We do this so we are not wrongly accused of fraudulent activities, yet the government is spending a lot of money to roll out the Recovery Audit Contractor Program and recover funds that, for the most part, were wrongly paid because of the ever-changing regulations on Capitol Hill. In other words, honest errors.
This happens because we are all caught in a huge bureaucratic game of the Balanced Budget Refinement Act and trying to keep up with the day-to-day operations. Now add in more uninsured patients, greater unemployment, reduced reimbursements for both hospitals and physicians who are honest and practice good medicine, and you get a formula for a system disaster.
I do hope that the single-payer system of healthcare gets some real consideration in Congress and they really try fixing the fundamental problems. These expensive Band-Aids of going after everyone seem counterproductive to our ability to deliver good healthcare to our communities.
Linda Vallery
Business coordinator Cardiovascular lab Providence Health & Services Portland, Ore.
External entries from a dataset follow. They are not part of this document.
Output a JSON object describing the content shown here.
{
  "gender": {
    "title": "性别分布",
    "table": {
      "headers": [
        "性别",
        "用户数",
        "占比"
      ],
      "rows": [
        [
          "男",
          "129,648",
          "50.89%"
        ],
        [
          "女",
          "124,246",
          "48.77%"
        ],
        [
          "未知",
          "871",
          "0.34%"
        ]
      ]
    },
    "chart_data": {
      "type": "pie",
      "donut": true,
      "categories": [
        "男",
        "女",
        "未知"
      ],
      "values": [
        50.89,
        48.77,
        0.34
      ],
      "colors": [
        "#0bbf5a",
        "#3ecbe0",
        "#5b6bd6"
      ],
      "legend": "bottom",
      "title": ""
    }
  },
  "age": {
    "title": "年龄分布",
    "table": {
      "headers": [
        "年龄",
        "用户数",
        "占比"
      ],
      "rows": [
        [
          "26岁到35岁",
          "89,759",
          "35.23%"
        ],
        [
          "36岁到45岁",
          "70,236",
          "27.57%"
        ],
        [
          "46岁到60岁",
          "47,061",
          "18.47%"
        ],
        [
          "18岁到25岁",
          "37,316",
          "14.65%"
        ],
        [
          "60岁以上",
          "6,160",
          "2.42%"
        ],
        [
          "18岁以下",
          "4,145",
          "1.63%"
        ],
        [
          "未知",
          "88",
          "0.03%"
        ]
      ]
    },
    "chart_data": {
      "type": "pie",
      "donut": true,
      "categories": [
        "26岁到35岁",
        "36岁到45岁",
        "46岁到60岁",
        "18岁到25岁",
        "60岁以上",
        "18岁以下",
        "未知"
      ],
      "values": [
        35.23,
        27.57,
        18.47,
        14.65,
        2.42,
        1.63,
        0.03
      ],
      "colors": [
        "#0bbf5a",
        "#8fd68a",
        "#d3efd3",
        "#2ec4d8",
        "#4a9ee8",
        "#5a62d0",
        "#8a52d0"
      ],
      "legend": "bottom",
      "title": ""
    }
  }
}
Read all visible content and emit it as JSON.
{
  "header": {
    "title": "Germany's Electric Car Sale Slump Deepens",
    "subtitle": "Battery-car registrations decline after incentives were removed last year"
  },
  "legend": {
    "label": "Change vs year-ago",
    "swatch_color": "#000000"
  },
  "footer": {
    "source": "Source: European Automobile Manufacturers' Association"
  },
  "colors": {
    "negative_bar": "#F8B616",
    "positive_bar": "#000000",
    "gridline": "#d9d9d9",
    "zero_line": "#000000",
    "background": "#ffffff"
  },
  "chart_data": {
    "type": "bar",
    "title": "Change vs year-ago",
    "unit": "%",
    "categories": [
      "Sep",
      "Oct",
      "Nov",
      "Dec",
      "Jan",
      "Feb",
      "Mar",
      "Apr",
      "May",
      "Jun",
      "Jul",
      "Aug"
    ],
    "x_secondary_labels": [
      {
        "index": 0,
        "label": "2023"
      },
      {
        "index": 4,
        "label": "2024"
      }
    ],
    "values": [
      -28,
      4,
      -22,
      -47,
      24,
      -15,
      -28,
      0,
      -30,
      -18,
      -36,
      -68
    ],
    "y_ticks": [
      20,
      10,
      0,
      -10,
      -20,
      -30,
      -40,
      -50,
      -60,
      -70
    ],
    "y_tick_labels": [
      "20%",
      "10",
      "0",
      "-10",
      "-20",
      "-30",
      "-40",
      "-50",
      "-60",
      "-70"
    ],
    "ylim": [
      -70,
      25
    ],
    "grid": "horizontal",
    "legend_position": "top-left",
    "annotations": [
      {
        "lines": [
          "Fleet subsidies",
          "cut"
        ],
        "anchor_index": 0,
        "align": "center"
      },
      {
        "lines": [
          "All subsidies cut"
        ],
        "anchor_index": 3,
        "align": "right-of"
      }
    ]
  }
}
Regarding Rebecca Vesely’s report, “In exchange for coverage” (March 23, p. 6), please be aware that there is another fine state-level exemplar available, from the yon side of the continent and the private sector. The CaliforniaChoice exchange pioneered and has provided for 13 years similar “connector” services, affording 10,000 (primarily small) employers and their 200,000 employees a choice of several health plans and carriers, structured so the individual employee can choose from among them and an array of healthcare coverage options.
Federal policymakers are considering a public national exchange as an element of the healthcare reforms. They would be wise to allow also for multiple exchanges, both public and private, to provide alternatives and “competing” choices.
Many might prefer to use a local or private exchange to select their coverage rather than use the federal “One Big National Exchange.” Diversity, informed choice and competition remain sound consumer principles for market delivery systems.
Richard Spohn
Attorney Nossaman San Francisco
Billions of healthcare dollars are taken by insurance companies for profit and executive pay. I thank the protesters for acting on behalf of citizens whose healthcare needs should come before profits (“Protesters push for single-payer health system,” Modern Healthcare.com, May 12). Our leaders need to understand that health is not a commodity:
Our health is not for sale.
We need healthcare dollars to go to healthcare providers. We need prevention, cost-containment, better quality and evidence-based delivery systems. How can we get this when one-third of every healthcare dollar goes into the pockets of insurance companies?
A place at the table is little to ask.
Cheryl Lilienstein
Progressive Democrats of America Palo Alto Calif.